Suffirait-il de “falloir” pour réussir ?

Publié le 24 mars 2011 par Stephanebigeard

Merci à Eric O. (un "patron" sportif) de m'avoir transmis ce très bon article de Cécile Traverse, sur son blog "Fortes têtes" (le monde.fr).
Cette explication de texte démontre bien l'impact de la motivation dans toutes nos actions, et la nécessité de "l'intention" visée qui donne du sens à nos actions...
Bonne lecture à tous, et bonne réflexion...
Article de Cécile Traverse sur son blog "Fortes têtes" (le monde.fr).
Histoires de victoires… Suffirait-il de “falloir” pour réussir?

Voilà à peine cinq minutes que je suis installée devant le tournoi de tennis de Paris Bercy, que les commentateurs expliquent déjà ce qu’il faut faire.
Inlassablement, quelle que soit la manifestation sportive que vous regardez, cette formule « il faut » s’impose avec force.
Devrais-je m’amuser à les compter ?
Cela serait-il vraiment amusant ?
J’en doute !
Ceux qui me connaissent savent qu’il ne s’agit pas de mon expression préférée !
Tout le monde semble savoir mieux que le sportif lui-même ce qu’il doit faire, ce qu’il convient de faire.
Imaginez-vous qu’il n’en soit pas conscient ?
De plus, suffit-il pour autant de savoir ce qu’il faut faire pour être sûr d’y parvenir ?
L’obligation de réaliser une tâche est-elle garante de sa réussite ?

Notre quotidien nous assiège de « falloir » légitimes et incontournables, à moins de courir quelques risques.
Difficile de vivre en société sans établir et suivre un ensemble de règles.
Le monde du sport et ses institutions n’échappent pas à cette nécessité : certaines choses doivent nécessairement être faites et certains comportements obligatoirement adoptés.
Cependant, en matière d’objectifs fixés, la clé est-elle située dans l’obligation de les atteindre ou au cœur du désir d’y parvenir ?
« Vouloir » ne serait-il pas plus sûr que « falloir » ?
Isabelle Inchauspé (auteur du livre "Désirer c’est gagner") précise :
« Savoir pourquoi on désire une victoire est la plus puissante des armes qu’un être humain puisse manier » (2005, p.27).
Beaucoup pensent que le sportif de haut niveau sait nécessairement pourquoi il désire réussir…
Pourtant, ce n’est pas forcément le cas.
Olivier Magne essaie de nous faire partager cette réalité lorsqu’il déclare, au sujet de l’échec de l’Equipe de France de rugby lors de la Coupe du Monde et de leur défaite face aux anglais (7/24) :
« On était heureux d’être là, heureux d’être ensemble.
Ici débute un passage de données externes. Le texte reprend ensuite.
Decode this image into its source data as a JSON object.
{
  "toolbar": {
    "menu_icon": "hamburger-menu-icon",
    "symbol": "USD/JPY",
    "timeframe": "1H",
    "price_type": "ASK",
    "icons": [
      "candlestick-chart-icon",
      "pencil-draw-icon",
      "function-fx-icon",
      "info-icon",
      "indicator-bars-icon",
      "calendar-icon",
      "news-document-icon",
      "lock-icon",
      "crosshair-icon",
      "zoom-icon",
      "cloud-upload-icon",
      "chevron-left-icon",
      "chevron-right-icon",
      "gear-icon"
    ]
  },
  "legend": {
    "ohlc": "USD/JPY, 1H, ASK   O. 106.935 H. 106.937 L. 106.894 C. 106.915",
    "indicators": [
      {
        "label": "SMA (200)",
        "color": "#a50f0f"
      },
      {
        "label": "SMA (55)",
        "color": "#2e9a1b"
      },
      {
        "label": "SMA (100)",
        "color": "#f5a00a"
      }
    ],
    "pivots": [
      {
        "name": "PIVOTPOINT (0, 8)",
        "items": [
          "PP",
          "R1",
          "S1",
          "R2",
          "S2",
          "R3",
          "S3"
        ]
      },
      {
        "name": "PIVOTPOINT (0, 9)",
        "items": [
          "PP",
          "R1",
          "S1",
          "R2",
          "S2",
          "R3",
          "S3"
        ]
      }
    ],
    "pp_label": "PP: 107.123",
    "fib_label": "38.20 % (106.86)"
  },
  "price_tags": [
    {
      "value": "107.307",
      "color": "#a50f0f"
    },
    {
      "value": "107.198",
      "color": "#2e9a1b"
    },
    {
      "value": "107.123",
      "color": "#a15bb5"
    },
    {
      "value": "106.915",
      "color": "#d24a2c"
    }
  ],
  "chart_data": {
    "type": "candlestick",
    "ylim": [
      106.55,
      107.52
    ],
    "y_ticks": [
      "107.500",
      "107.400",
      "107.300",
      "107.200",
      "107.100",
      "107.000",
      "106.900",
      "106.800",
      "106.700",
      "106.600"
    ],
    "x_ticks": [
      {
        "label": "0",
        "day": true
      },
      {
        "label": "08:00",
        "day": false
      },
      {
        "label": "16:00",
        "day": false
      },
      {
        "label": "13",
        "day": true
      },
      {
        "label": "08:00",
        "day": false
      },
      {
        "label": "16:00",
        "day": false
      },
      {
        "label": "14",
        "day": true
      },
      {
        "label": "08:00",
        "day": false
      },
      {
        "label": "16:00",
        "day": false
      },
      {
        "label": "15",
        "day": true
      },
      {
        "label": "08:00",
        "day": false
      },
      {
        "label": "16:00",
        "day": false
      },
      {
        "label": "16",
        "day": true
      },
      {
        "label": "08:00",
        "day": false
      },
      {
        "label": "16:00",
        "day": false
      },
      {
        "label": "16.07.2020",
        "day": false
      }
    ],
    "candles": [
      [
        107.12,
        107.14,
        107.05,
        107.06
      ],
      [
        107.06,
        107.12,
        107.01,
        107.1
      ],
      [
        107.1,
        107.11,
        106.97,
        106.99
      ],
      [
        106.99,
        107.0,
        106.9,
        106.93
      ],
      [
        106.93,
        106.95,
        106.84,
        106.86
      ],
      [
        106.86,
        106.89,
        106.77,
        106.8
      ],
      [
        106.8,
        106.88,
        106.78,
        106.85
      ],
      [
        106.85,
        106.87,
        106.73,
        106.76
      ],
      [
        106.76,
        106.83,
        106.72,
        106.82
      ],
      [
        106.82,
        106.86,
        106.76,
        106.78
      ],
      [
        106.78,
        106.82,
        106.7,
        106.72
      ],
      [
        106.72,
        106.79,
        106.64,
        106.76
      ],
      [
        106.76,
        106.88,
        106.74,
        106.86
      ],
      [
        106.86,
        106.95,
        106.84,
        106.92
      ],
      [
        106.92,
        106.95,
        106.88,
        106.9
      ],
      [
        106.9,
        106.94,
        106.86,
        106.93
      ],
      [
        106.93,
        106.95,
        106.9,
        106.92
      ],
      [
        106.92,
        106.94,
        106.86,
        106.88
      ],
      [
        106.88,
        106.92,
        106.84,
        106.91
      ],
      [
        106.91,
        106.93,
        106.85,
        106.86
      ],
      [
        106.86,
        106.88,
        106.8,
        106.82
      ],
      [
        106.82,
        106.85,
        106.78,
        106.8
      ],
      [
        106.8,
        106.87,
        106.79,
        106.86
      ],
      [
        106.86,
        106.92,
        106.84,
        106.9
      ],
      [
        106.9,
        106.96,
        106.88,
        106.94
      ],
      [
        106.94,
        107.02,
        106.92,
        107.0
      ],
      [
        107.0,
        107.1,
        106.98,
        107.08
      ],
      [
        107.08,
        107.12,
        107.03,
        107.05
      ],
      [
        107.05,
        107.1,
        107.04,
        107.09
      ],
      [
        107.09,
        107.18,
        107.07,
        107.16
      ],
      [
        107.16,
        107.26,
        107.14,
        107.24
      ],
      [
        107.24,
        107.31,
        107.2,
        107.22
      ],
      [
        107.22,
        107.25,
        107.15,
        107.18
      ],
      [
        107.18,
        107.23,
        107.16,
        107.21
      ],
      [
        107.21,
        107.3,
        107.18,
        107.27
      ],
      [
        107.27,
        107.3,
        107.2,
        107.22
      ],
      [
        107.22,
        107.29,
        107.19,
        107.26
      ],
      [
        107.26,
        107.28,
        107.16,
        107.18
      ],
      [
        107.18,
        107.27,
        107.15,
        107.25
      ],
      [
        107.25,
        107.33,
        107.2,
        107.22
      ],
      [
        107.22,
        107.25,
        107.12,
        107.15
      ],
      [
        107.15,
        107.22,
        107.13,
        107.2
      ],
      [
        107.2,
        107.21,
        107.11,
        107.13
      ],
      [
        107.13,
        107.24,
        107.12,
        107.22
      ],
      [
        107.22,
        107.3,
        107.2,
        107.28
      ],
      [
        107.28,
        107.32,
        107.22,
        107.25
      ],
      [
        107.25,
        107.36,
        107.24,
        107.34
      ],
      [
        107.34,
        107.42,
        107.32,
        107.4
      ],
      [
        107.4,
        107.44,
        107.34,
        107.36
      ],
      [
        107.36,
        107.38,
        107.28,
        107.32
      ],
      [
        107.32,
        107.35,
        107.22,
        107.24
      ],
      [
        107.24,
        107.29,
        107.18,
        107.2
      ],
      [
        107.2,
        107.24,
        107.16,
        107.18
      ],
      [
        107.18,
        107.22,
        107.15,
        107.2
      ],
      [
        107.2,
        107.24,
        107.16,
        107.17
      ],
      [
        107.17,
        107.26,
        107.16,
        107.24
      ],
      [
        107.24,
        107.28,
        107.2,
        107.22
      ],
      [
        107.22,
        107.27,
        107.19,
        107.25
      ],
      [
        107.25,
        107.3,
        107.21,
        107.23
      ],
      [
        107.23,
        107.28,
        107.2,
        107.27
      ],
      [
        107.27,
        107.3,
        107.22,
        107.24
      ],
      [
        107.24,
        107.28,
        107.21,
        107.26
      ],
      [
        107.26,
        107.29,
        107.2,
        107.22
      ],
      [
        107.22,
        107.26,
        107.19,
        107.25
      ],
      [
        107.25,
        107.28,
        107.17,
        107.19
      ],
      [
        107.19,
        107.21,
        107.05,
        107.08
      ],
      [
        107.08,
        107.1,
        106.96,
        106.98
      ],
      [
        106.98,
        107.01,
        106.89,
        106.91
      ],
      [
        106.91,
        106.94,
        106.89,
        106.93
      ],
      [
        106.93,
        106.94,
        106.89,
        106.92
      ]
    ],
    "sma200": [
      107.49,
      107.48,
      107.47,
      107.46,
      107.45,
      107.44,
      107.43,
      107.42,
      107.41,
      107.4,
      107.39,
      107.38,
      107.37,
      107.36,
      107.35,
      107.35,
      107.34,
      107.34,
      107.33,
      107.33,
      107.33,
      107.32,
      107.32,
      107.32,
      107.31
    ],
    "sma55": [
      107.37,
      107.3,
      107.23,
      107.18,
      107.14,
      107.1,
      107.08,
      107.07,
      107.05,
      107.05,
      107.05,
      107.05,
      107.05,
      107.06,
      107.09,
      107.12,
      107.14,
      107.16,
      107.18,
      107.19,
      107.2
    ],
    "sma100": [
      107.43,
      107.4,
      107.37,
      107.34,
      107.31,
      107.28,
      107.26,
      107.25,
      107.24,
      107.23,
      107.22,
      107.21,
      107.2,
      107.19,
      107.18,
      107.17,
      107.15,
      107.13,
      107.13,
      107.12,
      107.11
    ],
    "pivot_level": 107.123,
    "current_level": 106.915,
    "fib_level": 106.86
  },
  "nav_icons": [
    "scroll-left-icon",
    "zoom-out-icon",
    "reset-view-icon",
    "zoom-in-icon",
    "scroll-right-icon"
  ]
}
Mais savait-on pourquoi on était là ? » (L’Equipe Magazine, 14/02/04, p.60). Seulement, si tout le monde ou presque semble savoir ce qu’il faut faire, il s’avère plus complexe de préciser comment le faire et de parvenir à susciter, chez l’autre, le désir de le faire !
Vous suffit-il de dire à vos enfants qu’il faut faire leurs devoirs pour qu’ils s’y adonnent, surtout si vous avez le dos tourné ?
De la même manière, dire à un jeune sportif qu’il faut s’étirer et qu’il ne faut pas manger au Mc Do le conduira-t-il nécessairement à adopter le bon comportement ?
Beaucoup des adolescents que j’ai eu le plaisir de côtoyer dans les Centres de Formation ou autres structures, me disaient souvent :
« Mais tu peux me dire pourquoi les croissants et les chocolatines vont m’empêcher de bien jouer ce WE ?» ;
« Il va se passer quoi là dedans (désignant leurs jambes)? ».
Les racines du sens et de la motivation s’entremêlent et apportent une énergie plus facile à recruter malgré les obstacles à surmonter.
« Falloir » crée a contrario, souvent, une obligation peu libératrice.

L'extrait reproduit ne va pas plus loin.